CHICAGO — The city will send hundreds of trucks and has partnered with security teams to protect commercial corridors in the neighborhoods this weekend, Mayor Lori Lightfoot announced Friday.
The mayor, speaking during a press conference, said more than 300 trucks from various city departments will be directed to about 175 commercial corridors in various communities “to provide strategic traffic support.”
And the city has partnered with more than 100 security providers, who will have staff “placed strategically alongside the corridors … to enhance security in these communities.”
The moves are part of “an effort to prevent the widespread violence and destruction we’ve seen” in recent days, Lightfoot said. She said her team had talked to community leaders, residents and others about what would be needed this weekend.
The city will also keep its 9 p.m.-6 a.m. curfew over the weekend, and the Chicago Police Department continues to have officers working 12-hour shifts without days off.
The Downtown area will also have road closures this weekend, Lightfoot said, and the CTA will have service interruptions.

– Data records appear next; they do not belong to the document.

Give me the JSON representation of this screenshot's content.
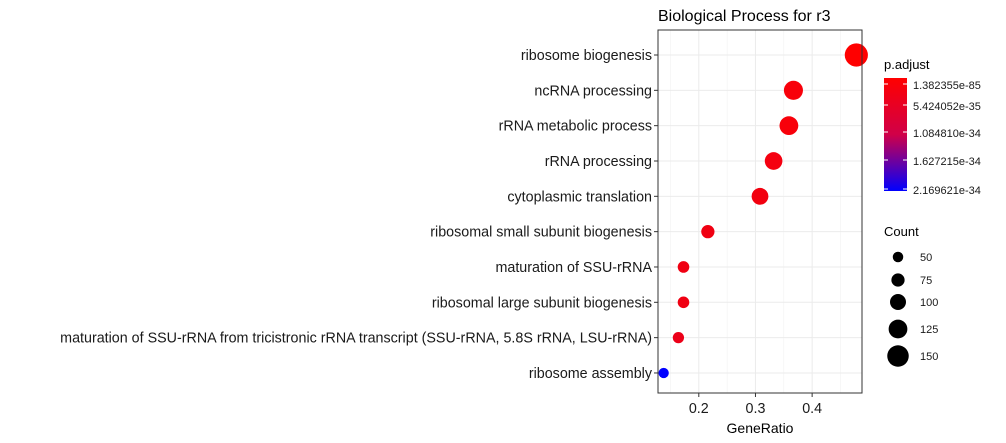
{
  "chart_data": {
    "type": "scatter",
    "title": "Biological Process for r3",
    "xlabel": "GeneRatio",
    "ylabel": "",
    "xlim": [
      0.128,
      0.488
    ],
    "x_ticks": [
      "0.2",
      "0.3",
      "0.4"
    ],
    "x_tick_values": [
      0.2,
      0.3,
      0.4
    ],
    "grid": true,
    "legend_position": "right",
    "categories": [
      "ribosome biogenesis",
      "ncRNA processing",
      "rRNA metabolic process",
      "rRNA processing",
      "cytoplasmic translation",
      "ribosomal small subunit biogenesis",
      "maturation of SSU-rRNA",
      "ribosomal large subunit biogenesis",
      "maturation of SSU-rRNA from tricistronic rRNA transcript (SSU-rRNA, 5.8S rRNA, LSU-rRNA)",
      "ribosome assembly"
    ],
    "points": [
      {
        "term": "ribosome biogenesis",
        "gene_ratio": 0.478,
        "count": 165,
        "p_adjust": 1.382355e-85
      },
      {
        "term": "ncRNA processing",
        "gene_ratio": 0.367,
        "count": 128,
        "p_adjust": 1e-60
      },
      {
        "term": "rRNA metabolic process",
        "gene_ratio": 0.359,
        "count": 125,
        "p_adjust": 1e-60
      },
      {
        "term": "rRNA processing",
        "gene_ratio": 0.332,
        "count": 115,
        "p_adjust": 1e-58
      },
      {
        "term": "cytoplasmic translation",
        "gene_ratio": 0.308,
        "count": 107,
        "p_adjust": 1e-45
      },
      {
        "term": "ribosomal small subunit biogenesis",
        "gene_ratio": 0.216,
        "count": 75,
        "p_adjust": 1e-40
      },
      {
        "term": "maturation of SSU-rRNA",
        "gene_ratio": 0.173,
        "count": 60,
        "p_adjust": 1e-40
      },
      {
        "term": "ribosomal large subunit biogenesis",
        "gene_ratio": 0.173,
        "count": 60,
        "p_adjust": 1e-40
      },
      {
        "term": "maturation of SSU-rRNA from tricistronic rRNA transcript (SSU-rRNA, 5.8S rRNA, LSU-rRNA)",
        "gene_ratio": 0.164,
        "count": 57,
        "p_adjust": 1e-38
      },
      {
        "term": "ribosome assembly",
        "gene_ratio": 0.138,
        "count": 48,
        "p_adjust": 2.169621e-34
      }
    ],
    "color_legend": {
      "title": "p.adjust",
      "labels": [
        "1.382355e-85",
        "5.424052e-35",
        "1.084810e-34",
        "1.627215e-34",
        "2.169621e-34"
      ],
      "low_color": "#ff0000",
      "high_color": "#0000ff"
    },
    "size_legend": {
      "title": "Count",
      "values": [
        50,
        75,
        100,
        125,
        150
      ],
      "labels": [
        "50",
        "75",
        "100",
        "125",
        "150"
      ],
      "color": "#000000"
    },
    "point_colors": [
      "#ff0000",
      "#f8000a",
      "#f8000a",
      "#f50010",
      "#f2000f",
      "#f00012",
      "#f00012",
      "#f00012",
      "#ec0018",
      "#0000ff"
    ]
  }
}
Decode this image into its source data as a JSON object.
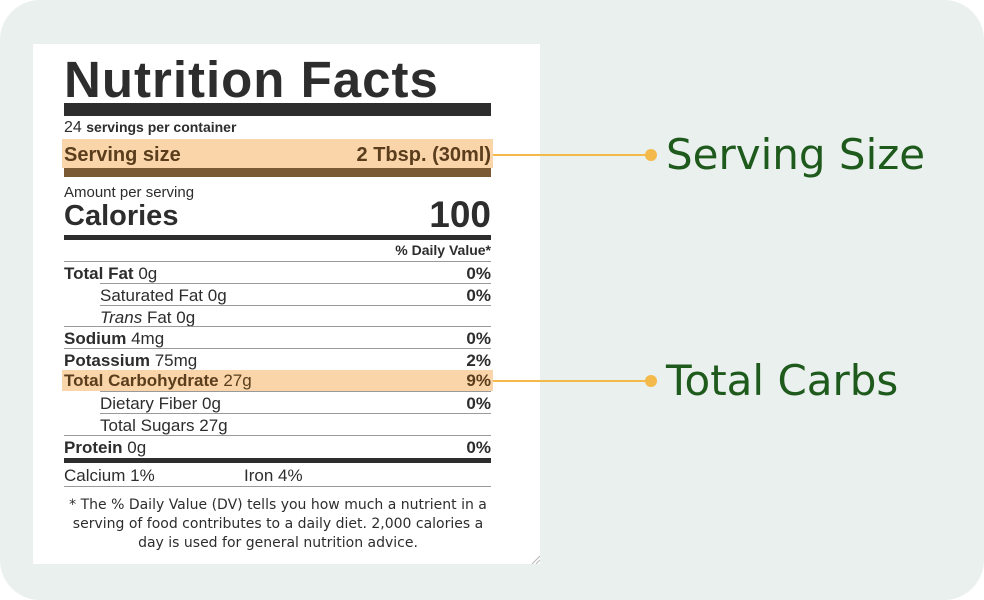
{
  "label": {
    "title": "Nutrition Facts",
    "servings_count": "24",
    "servings_text": "servings per container",
    "serving_size_label": "Serving size",
    "serving_size_value": "2 Tbsp. (30ml)",
    "amount_per_serving": "Amount per serving",
    "calories_label": "Calories",
    "calories_value": "100",
    "daily_value_header": "% Daily Value*",
    "nutrients": [
      {
        "name": "Total Fat",
        "amount": "0g",
        "dv": "0%"
      },
      {
        "name": "Saturated Fat",
        "amount": "0g",
        "dv": "0%"
      },
      {
        "name_italic": "Trans",
        "name": "Fat",
        "amount": "0g",
        "dv": ""
      },
      {
        "name": "Sodium",
        "amount": "4mg",
        "dv": "0%"
      },
      {
        "name": "Potassium",
        "amount": "75mg",
        "dv": "2%"
      },
      {
        "name": "Total Carbohydrate",
        "amount": "27g",
        "dv": "9%"
      },
      {
        "name": "Dietary Fiber",
        "amount": "0g",
        "dv": "0%"
      },
      {
        "name": "Total Sugars",
        "amount": "27g",
        "dv": ""
      },
      {
        "name": "Protein",
        "amount": "0g",
        "dv": "0%"
      }
    ],
    "calcium": "Calcium 1%",
    "iron": "Iron 4%",
    "footnote": "* The % Daily Value (DV) tells you how much a nutrient in a serving of food contributes to a daily diet. 2,000 calories a day is used for general nutrition advice."
  },
  "annotations": {
    "serving_size": "Serving Size",
    "total_carbs": "Total Carbs"
  },
  "colors": {
    "highlight": "#f9d5a9",
    "connector": "#f3b94a",
    "annotation_text": "#1f5a1d",
    "background": "#e9f0ee"
  }
}
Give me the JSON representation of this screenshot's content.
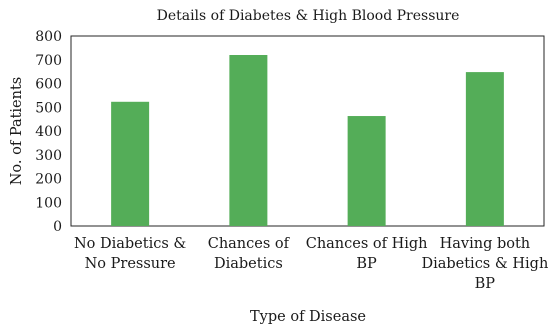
{
  "chart_data": {
    "type": "bar",
    "title": "Details of Diabetes & High Blood Pressure",
    "xlabel": "Type of Disease",
    "ylabel": "No. of Patients",
    "ylim": [
      0,
      800
    ],
    "yticks": [
      0,
      100,
      200,
      300,
      400,
      500,
      600,
      700,
      800
    ],
    "categories": [
      [
        "No Diabetics &",
        "No Pressure"
      ],
      [
        "Chances of",
        "Diabetics"
      ],
      [
        "Chances of High",
        "BP"
      ],
      [
        "Having both",
        "Diabetics & High",
        "BP"
      ]
    ],
    "values": [
      523,
      720,
      463,
      648
    ],
    "grid": false,
    "legend": "none",
    "colors": {
      "bar": "#54ad58",
      "axis": "#262626"
    }
  }
}
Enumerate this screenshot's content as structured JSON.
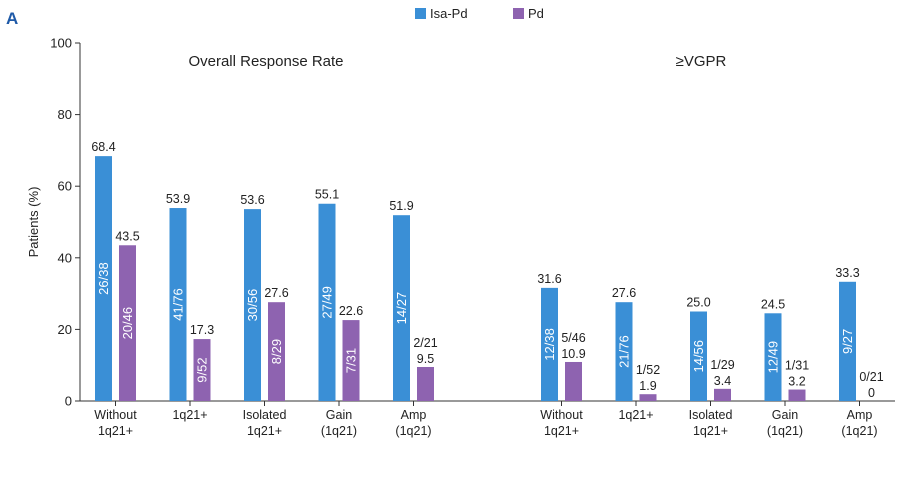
{
  "panel_label": "A",
  "chart_data": {
    "type": "bar",
    "ylabel": "Patients (%)",
    "ylim": [
      0,
      100
    ],
    "yticks": [
      0,
      20,
      40,
      60,
      80,
      100
    ],
    "legend": [
      {
        "name": "Isa-Pd",
        "color": "#3a8fd6"
      },
      {
        "name": "Pd",
        "color": "#8e63b0"
      }
    ],
    "groups": [
      {
        "title": "Overall Response Rate",
        "categories": [
          [
            "Without",
            "1q21+"
          ],
          [
            "1q21+"
          ],
          [
            "Isolated",
            "1q21+"
          ],
          [
            "Gain",
            "(1q21)"
          ],
          [
            "Amp",
            "(1q21)"
          ]
        ],
        "series": [
          {
            "name": "Isa-Pd",
            "values": [
              68.4,
              53.9,
              53.6,
              55.1,
              51.9
            ],
            "labels": [
              "68.4",
              "53.9",
              "53.6",
              "55.1",
              "51.9"
            ],
            "counts": [
              "26/38",
              "41/76",
              "30/56",
              "27/49",
              "14/27"
            ]
          },
          {
            "name": "Pd",
            "values": [
              43.5,
              17.3,
              27.6,
              22.6,
              9.5
            ],
            "labels": [
              "43.5",
              "17.3",
              "27.6",
              "22.6",
              "9.5"
            ],
            "counts": [
              "20/46",
              "9/52",
              "8/29",
              "7/31",
              "2/21"
            ]
          }
        ]
      },
      {
        "title": "≥VGPR",
        "categories": [
          [
            "Without",
            "1q21+"
          ],
          [
            "1q21+"
          ],
          [
            "Isolated",
            "1q21+"
          ],
          [
            "Gain",
            "(1q21)"
          ],
          [
            "Amp",
            "(1q21)"
          ]
        ],
        "series": [
          {
            "name": "Isa-Pd",
            "values": [
              31.6,
              27.6,
              25.0,
              24.5,
              33.3
            ],
            "labels": [
              "31.6",
              "27.6",
              "25.0",
              "24.5",
              "33.3"
            ],
            "counts": [
              "12/38",
              "21/76",
              "14/56",
              "12/49",
              "9/27"
            ]
          },
          {
            "name": "Pd",
            "values": [
              10.9,
              1.9,
              3.4,
              3.2,
              0
            ],
            "labels": [
              "10.9",
              "1.9",
              "3.4",
              "3.2",
              "0"
            ],
            "counts": [
              "5/46",
              "1/52",
              "1/29",
              "1/31",
              "0/21"
            ]
          }
        ]
      }
    ]
  }
}
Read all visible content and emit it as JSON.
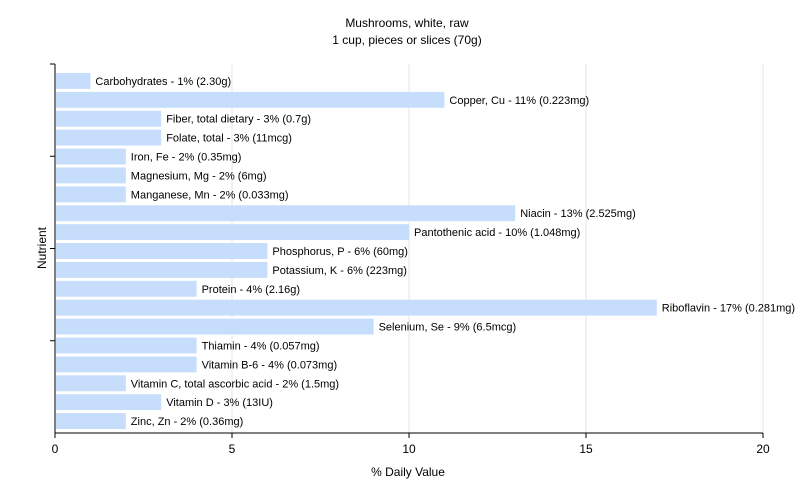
{
  "chart_data": {
    "type": "bar",
    "orientation": "horizontal",
    "title": "Mushrooms, white, raw",
    "subtitle": "1 cup, pieces or slices (70g)",
    "xlabel": "% Daily Value",
    "ylabel": "Nutrient",
    "xlim": [
      0,
      20
    ],
    "xticks": [
      0,
      5,
      10,
      15,
      20
    ],
    "grid": true,
    "bar_color": "#c6ddfc",
    "categories": [
      "Carbohydrates",
      "Copper, Cu",
      "Fiber, total dietary",
      "Folate, total",
      "Iron, Fe",
      "Magnesium, Mg",
      "Manganese, Mn",
      "Niacin",
      "Pantothenic acid",
      "Phosphorus, P",
      "Potassium, K",
      "Protein",
      "Riboflavin",
      "Selenium, Se",
      "Thiamin",
      "Vitamin B-6",
      "Vitamin C, total ascorbic acid",
      "Vitamin D",
      "Zinc, Zn"
    ],
    "values": [
      1,
      11,
      3,
      3,
      2,
      2,
      2,
      13,
      10,
      6,
      6,
      4,
      17,
      9,
      4,
      4,
      2,
      3,
      2
    ],
    "labels": [
      "Carbohydrates - 1% (2.30g)",
      "Copper, Cu - 11% (0.223mg)",
      "Fiber, total dietary - 3% (0.7g)",
      "Folate, total - 3% (11mcg)",
      "Iron, Fe - 2% (0.35mg)",
      "Magnesium, Mg - 2% (6mg)",
      "Manganese, Mn - 2% (0.033mg)",
      "Niacin - 13% (2.525mg)",
      "Pantothenic acid - 10% (1.048mg)",
      "Phosphorus, P - 6% (60mg)",
      "Potassium, K - 6% (223mg)",
      "Protein - 4% (2.16g)",
      "Riboflavin - 17% (0.281mg)",
      "Selenium, Se - 9% (6.5mcg)",
      "Thiamin - 4% (0.057mg)",
      "Vitamin B-6 - 4% (0.073mg)",
      "Vitamin C, total ascorbic acid - 2% (1.5mg)",
      "Vitamin D - 3% (13IU)",
      "Zinc, Zn - 2% (0.36mg)"
    ]
  }
}
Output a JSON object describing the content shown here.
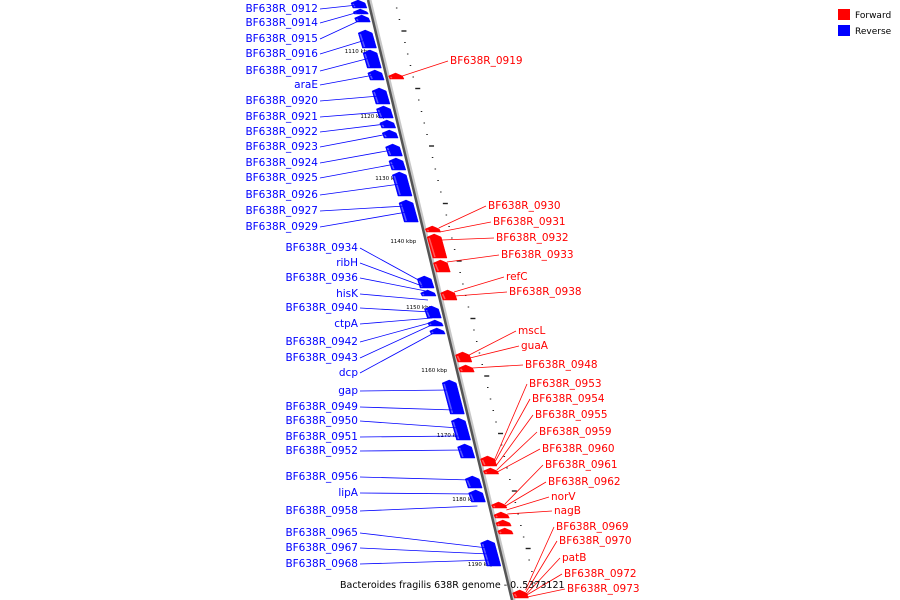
{
  "legend": {
    "forward": {
      "label": "Forward",
      "color": "#ff0000"
    },
    "reverse": {
      "label": "Reverse",
      "color": "#0000ff"
    }
  },
  "caption": "Bacteroides fragilis 638R genome - 0..5373121",
  "axis": {
    "kbp_labels": [
      "1110 kbp",
      "1120 kbp",
      "1130 kbp",
      "1140 kbp",
      "1150 kbp",
      "1160 kbp",
      "1170 kbp",
      "1180 kbp",
      "1190 kbp"
    ]
  },
  "genes": {
    "reverse": [
      "BF638R_0912",
      "BF638R_0914",
      "BF638R_0915",
      "BF638R_0916",
      "BF638R_0917",
      "araE",
      "BF638R_0920",
      "BF638R_0921",
      "BF638R_0922",
      "BF638R_0923",
      "BF638R_0924",
      "BF638R_0925",
      "BF638R_0926",
      "BF638R_0927",
      "BF638R_0929",
      "BF638R_0934",
      "ribH",
      "BF638R_0936",
      "hisK",
      "BF638R_0940",
      "ctpA",
      "BF638R_0942",
      "BF638R_0943",
      "dcp",
      "gap",
      "BF638R_0949",
      "BF638R_0950",
      "BF638R_0951",
      "BF638R_0952",
      "BF638R_0956",
      "lipA",
      "BF638R_0958",
      "BF638R_0965",
      "BF638R_0967",
      "BF638R_0968"
    ],
    "forward": [
      "BF638R_0919",
      "BF638R_0930",
      "BF638R_0931",
      "BF638R_0932",
      "BF638R_0933",
      "refC",
      "BF638R_0938",
      "mscL",
      "guaA",
      "BF638R_0948",
      "BF638R_0953",
      "BF638R_0954",
      "BF638R_0955",
      "BF638R_0959",
      "BF638R_0960",
      "BF638R_0961",
      "BF638R_0962",
      "norV",
      "nagB",
      "BF638R_0969",
      "BF638R_0970",
      "patB",
      "BF638R_0972",
      "BF638R_0973"
    ]
  }
}
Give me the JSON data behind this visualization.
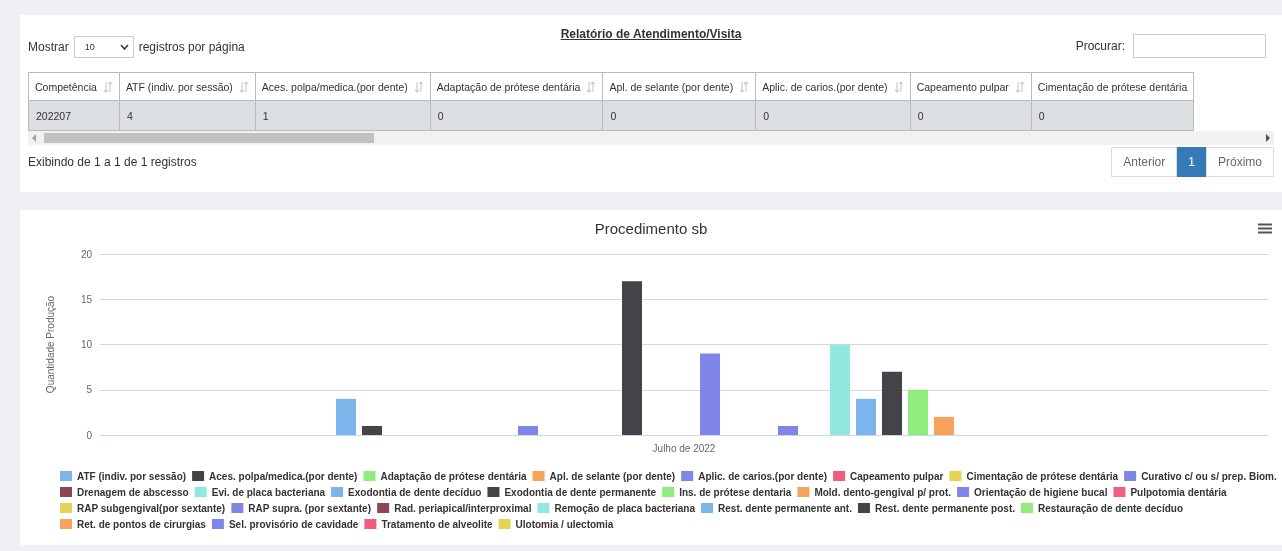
{
  "chart_data": [
    {
      "type": "other",
      "title": "Relatório de Atendimento/Visita",
      "categories": [
        "Competência",
        "ATF (indiv. por sessão)",
        "Aces. polpa/medica.(por dente)",
        "Adaptação de prótese dentária",
        "Apl. de selante (por dente)",
        "Aplic. de carios.(por dente)",
        "Capeamento pulpar",
        "Cimentação de prótese dentária"
      ],
      "values": [
        202207,
        4,
        1,
        0,
        0,
        0,
        0,
        0
      ],
      "data_labels": true,
      "annotations": [
        "Mostrar",
        "10",
        "registros por página",
        "Procurar:",
        "Exibindo de 1 a 1 de 1 registros",
        "Anterior",
        "1",
        "Próximo"
      ]
    },
    {
      "type": "bar",
      "title": "Procedimento sb",
      "ylabel": "Quantidade Produção",
      "categories": [
        "Julho de 2022"
      ],
      "ylim": [
        0,
        20
      ],
      "yticks": [
        0,
        5,
        10,
        15,
        20
      ],
      "grid": "y",
      "legend": "bottom",
      "series": [
        {
          "name": "ATF (indiv. por sessão)",
          "color": "#7cb5ec",
          "values": [
            4
          ]
        },
        {
          "name": "Aces. polpa/medica.(por dente)",
          "color": "#434348",
          "values": [
            1
          ]
        },
        {
          "name": "Adaptação de prótese dentária",
          "color": "#90ed7d",
          "values": [
            0
          ]
        },
        {
          "name": "Apl. de selante (por dente)",
          "color": "#f7a35c",
          "values": [
            0
          ]
        },
        {
          "name": "Aplic. de carios.(por dente)",
          "color": "#8085e9",
          "values": [
            0
          ]
        },
        {
          "name": "Capeamento pulpar",
          "color": "#f15c80",
          "values": [
            0
          ]
        },
        {
          "name": "Cimentação de prótese dentária",
          "color": "#e4d354",
          "values": [
            0
          ]
        },
        {
          "name": "Curativo c/ ou s/ prep. Biom.",
          "color": "#8085e8",
          "values": [
            1
          ]
        },
        {
          "name": "Drenagem de abscesso",
          "color": "#8d4653",
          "values": [
            0
          ]
        },
        {
          "name": "Evi. de placa bacteriana",
          "color": "#91e8e1",
          "values": [
            0
          ]
        },
        {
          "name": "Exodontia de dente decíduo",
          "color": "#7cb5ec",
          "values": [
            0
          ]
        },
        {
          "name": "Exodontia de dente permanente",
          "color": "#434348",
          "values": [
            17
          ]
        },
        {
          "name": "Ins. de prótese dentaria",
          "color": "#90ed7d",
          "values": [
            0
          ]
        },
        {
          "name": "Mold. dento-gengival p/ prot.",
          "color": "#f7a35c",
          "values": [
            0
          ]
        },
        {
          "name": "Orientação de higiene bucal",
          "color": "#8085e9",
          "values": [
            9
          ]
        },
        {
          "name": "Pulpotomia dentária",
          "color": "#f15c80",
          "values": [
            0
          ]
        },
        {
          "name": "RAP subgengival(por sextante)",
          "color": "#e4d354",
          "values": [
            0
          ]
        },
        {
          "name": "RAP supra. (por sextante)",
          "color": "#8085e8",
          "values": [
            1
          ]
        },
        {
          "name": "Rad. periapical/interproximal",
          "color": "#8d4653",
          "values": [
            0
          ]
        },
        {
          "name": "Remoção de placa bacteriana",
          "color": "#91e8e1",
          "values": [
            10
          ]
        },
        {
          "name": "Rest. dente permanente ant.",
          "color": "#7cb5ec",
          "values": [
            4
          ]
        },
        {
          "name": "Rest. dente permanente post.",
          "color": "#434348",
          "values": [
            7
          ]
        },
        {
          "name": "Restauração de dente decíduo",
          "color": "#90ed7d",
          "values": [
            5
          ]
        },
        {
          "name": "Ret. de pontos de cirurgias",
          "color": "#f7a35c",
          "values": [
            2
          ]
        },
        {
          "name": "Sel. provisório de cavidade",
          "color": "#8085e9",
          "values": [
            0
          ]
        },
        {
          "name": "Tratamento de alveolite",
          "color": "#f15c80",
          "values": [
            0
          ]
        },
        {
          "name": "Ulotomia / ulectomia",
          "color": "#e4d354",
          "values": [
            0
          ]
        }
      ]
    }
  ]
}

Chicago was rocked by looting, vandalism and violence last weekend and at the beginning of the week, though it’s slowed down in recent days and businesses have begun to rebuild.
The unrest came amid large — and mostly peaceful — protests over the police killing of George Floyd, a Black man, in Minneapolis. Officials, including Lightfoot, have said people used the protests as cover to loot and vandalize businesses.
More protests are planned for this weekend, and officials are worried they could turn violent or could be used by others as cover for violence and destruction.
The city will open Grant Park and Union Park to protesters “to support our residents wishing to express their outrage and righteous pain over the murder of George Floyd,” Lightfoot said. “We want to make sure that you have the space to lift your voices and make yourself heard.”
Lightfoot said she wants Chicagoans to express themselves — but to find a way to do it peacefully and with respect to their neighbors’ rights and property.
“… What I don’t want is for us to focus and to turn away from really what’s most important in this moment,” Lightfoot said. “The fact of George Floyd’s murder, captured on video, was painful to everyone. Of course, painful for his family to have to bear witness to his killing, painful for the residents of Minneapolis and the entire state of Minnesota, but painful for us here in Chicago and across the country.
“It brought up painful memories of others who have died at the hands of police violence both in this city and across the country. That’s important that we not lose sight of why we’re here, why so many people in Chicago and across the country are lifting up their voices to say, ‘Enough is enough,’ and rightfully so.”